Mark McMillian

No. 29, 21
- Position: Cornerback

Personal information
- Born: April 29, 1970 (age 56) Los Angeles, California, U.S.
- Listed height: 5 ft 7 in (1.70 m)
- Listed weight: 154 lb (70 kg)

Career information
- High school: John F. Kennedy (Los Angeles)
- College: Alabama
- NFL draft: 1992: 10th round, 272nd overall pick

Career history
- Philadelphia Eagles (1992–1995); New Orleans Saints (1996); Kansas City Chiefs (1997–1998); San Francisco 49ers (1999); Washington Redskins (1999);

Career NFL statistics
- Tackles: 409
- Interceptions: 23
- Interception yards: 404
- Touchdowns: 4
- Stats at Pro Football Reference

= Mark McMillian =

American football player (born 1970)

Mark D. McMillian (born April 29, 1970), nicknamed "Mighty Mouse", is an American former professional football player who was a cornerback for eight seasons in the National Football League (NFL). He played college football for the Alabama Crimson Tide and was selected by the Philadelphia Eagles with the 272nd overall pick in the 10th round of the 1992 NFL draft, with whom he spent four seasons. He also spent two seasons with the Kansas City Chiefs. In his career, McMillian had brief stints with the New Orleans Saints, San Francisco 49ers, and Washington Redskins.

McMillian attended Kennedy High School in Granada Hills, California, where he did not start playing organized football until his senior year. He played college football at the University of Alabama after transferring from Glendale Junior College. In 1991, while in college at Alabama, he returned an interception for a 98-yard touchdown versus Tennessee-Chattanooga, a school record.

In 1997, while playing for the Chiefs, he led the NFL in interception return yards and was tied for second-most interceptions with 8.

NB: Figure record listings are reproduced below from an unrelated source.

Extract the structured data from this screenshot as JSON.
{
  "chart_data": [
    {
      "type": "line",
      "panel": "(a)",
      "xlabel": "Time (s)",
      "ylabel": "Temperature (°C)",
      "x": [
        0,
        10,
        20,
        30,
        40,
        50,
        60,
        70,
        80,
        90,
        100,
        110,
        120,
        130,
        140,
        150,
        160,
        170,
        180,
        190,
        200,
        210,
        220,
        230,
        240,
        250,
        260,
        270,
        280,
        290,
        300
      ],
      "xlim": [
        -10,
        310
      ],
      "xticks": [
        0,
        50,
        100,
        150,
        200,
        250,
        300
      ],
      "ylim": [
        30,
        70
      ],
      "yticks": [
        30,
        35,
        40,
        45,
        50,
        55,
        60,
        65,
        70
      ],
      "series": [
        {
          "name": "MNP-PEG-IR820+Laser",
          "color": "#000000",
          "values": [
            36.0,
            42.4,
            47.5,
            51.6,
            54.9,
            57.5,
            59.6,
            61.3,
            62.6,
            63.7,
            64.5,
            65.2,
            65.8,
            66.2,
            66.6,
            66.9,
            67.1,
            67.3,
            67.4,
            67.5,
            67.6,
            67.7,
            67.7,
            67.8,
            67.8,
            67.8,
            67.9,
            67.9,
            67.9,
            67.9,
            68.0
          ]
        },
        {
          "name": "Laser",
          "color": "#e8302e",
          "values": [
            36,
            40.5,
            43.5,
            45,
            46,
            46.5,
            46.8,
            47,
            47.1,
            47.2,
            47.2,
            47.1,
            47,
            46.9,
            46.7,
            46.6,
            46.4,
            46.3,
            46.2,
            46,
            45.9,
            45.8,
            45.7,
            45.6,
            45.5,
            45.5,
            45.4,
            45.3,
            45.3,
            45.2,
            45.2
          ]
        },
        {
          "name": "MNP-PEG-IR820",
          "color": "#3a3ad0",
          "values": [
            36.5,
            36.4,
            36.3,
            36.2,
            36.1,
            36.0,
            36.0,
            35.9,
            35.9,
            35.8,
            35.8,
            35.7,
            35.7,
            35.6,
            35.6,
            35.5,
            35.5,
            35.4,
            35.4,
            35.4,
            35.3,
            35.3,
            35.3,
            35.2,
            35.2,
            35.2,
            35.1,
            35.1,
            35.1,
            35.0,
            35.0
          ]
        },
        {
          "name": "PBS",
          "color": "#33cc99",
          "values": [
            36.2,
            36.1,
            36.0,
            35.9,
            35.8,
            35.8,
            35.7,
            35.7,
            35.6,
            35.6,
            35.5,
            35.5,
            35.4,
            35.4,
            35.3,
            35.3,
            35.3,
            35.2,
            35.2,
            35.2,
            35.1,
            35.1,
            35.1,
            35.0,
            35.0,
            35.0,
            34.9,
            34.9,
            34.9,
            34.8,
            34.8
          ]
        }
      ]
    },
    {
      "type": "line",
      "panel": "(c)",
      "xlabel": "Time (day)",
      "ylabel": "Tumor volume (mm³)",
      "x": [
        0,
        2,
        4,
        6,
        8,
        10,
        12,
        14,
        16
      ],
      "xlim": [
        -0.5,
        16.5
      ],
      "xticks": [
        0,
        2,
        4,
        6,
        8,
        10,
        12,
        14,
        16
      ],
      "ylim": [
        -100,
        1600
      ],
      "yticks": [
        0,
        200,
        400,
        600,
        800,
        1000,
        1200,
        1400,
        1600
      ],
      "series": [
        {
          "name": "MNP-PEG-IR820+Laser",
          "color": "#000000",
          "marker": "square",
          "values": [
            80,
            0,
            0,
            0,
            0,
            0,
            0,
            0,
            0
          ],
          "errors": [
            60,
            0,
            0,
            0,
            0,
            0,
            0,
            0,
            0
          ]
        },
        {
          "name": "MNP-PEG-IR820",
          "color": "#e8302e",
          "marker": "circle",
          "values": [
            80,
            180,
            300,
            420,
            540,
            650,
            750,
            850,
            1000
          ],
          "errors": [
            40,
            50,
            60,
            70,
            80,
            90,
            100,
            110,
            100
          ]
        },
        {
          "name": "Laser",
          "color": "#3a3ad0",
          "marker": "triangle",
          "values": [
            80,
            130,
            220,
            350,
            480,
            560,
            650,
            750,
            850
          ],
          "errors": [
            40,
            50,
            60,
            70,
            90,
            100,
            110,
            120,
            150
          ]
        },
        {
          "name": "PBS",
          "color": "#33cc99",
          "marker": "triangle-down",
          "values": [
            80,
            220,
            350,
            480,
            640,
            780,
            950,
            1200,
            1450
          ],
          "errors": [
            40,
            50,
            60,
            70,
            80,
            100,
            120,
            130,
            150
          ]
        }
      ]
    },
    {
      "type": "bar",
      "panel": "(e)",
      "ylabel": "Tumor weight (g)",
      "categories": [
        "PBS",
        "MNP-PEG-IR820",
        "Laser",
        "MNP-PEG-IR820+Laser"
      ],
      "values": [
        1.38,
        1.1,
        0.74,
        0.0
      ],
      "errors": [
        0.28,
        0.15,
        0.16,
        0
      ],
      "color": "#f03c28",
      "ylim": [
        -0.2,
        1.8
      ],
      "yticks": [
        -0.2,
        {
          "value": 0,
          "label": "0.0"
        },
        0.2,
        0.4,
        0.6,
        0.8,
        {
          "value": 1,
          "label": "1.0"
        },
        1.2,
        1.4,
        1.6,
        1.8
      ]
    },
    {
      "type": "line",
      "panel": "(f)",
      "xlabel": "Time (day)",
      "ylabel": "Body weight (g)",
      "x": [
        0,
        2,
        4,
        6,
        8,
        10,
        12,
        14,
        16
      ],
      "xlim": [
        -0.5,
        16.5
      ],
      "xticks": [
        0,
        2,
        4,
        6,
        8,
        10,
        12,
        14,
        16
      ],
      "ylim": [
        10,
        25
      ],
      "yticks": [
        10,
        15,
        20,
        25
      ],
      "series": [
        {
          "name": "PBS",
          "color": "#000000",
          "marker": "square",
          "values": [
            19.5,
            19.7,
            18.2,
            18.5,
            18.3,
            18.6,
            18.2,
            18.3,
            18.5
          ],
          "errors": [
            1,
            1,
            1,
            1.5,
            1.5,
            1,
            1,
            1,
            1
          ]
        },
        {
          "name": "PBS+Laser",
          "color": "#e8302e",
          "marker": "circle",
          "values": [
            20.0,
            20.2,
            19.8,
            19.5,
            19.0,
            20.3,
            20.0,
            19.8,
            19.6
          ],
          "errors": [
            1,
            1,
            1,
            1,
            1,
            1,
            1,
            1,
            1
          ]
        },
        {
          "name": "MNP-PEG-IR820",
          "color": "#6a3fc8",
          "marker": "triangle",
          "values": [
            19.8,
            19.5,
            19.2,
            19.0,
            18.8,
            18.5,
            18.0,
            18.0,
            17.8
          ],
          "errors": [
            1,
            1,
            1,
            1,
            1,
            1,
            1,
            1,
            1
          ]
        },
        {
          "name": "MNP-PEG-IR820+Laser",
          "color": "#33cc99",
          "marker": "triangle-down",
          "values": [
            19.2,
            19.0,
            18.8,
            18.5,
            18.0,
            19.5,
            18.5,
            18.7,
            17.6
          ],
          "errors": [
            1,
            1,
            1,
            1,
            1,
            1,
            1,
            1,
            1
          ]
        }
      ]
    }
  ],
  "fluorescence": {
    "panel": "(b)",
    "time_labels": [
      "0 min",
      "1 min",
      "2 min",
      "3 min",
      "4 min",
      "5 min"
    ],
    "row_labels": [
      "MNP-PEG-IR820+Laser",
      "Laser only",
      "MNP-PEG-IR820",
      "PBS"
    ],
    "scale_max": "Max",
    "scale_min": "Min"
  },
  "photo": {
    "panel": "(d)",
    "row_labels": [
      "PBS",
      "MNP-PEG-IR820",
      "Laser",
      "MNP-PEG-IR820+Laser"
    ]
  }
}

One of the smallest players in the NFL, McMillian stood 5 ft 7 in (1.70 m) and was listed at various points in his career as 162 lb (73 kg), 154 lb (70 kg), and 148 lb (67 kg). In October 1995, he won an Emmy Award for his regular segment of teammate Randall Cunningham's weekly pregame show. The segment, titled Little Big Men, showcased highlights from players standing 5 ft 9 in (1.75 m) or shorter.

==Post-football==
McMillian appeared as a contestant on Season 2 of American culinary reality competition television series Next Level Chef, mentored by Gordon Ramsay. He finished in 15th place out of 18 contestants.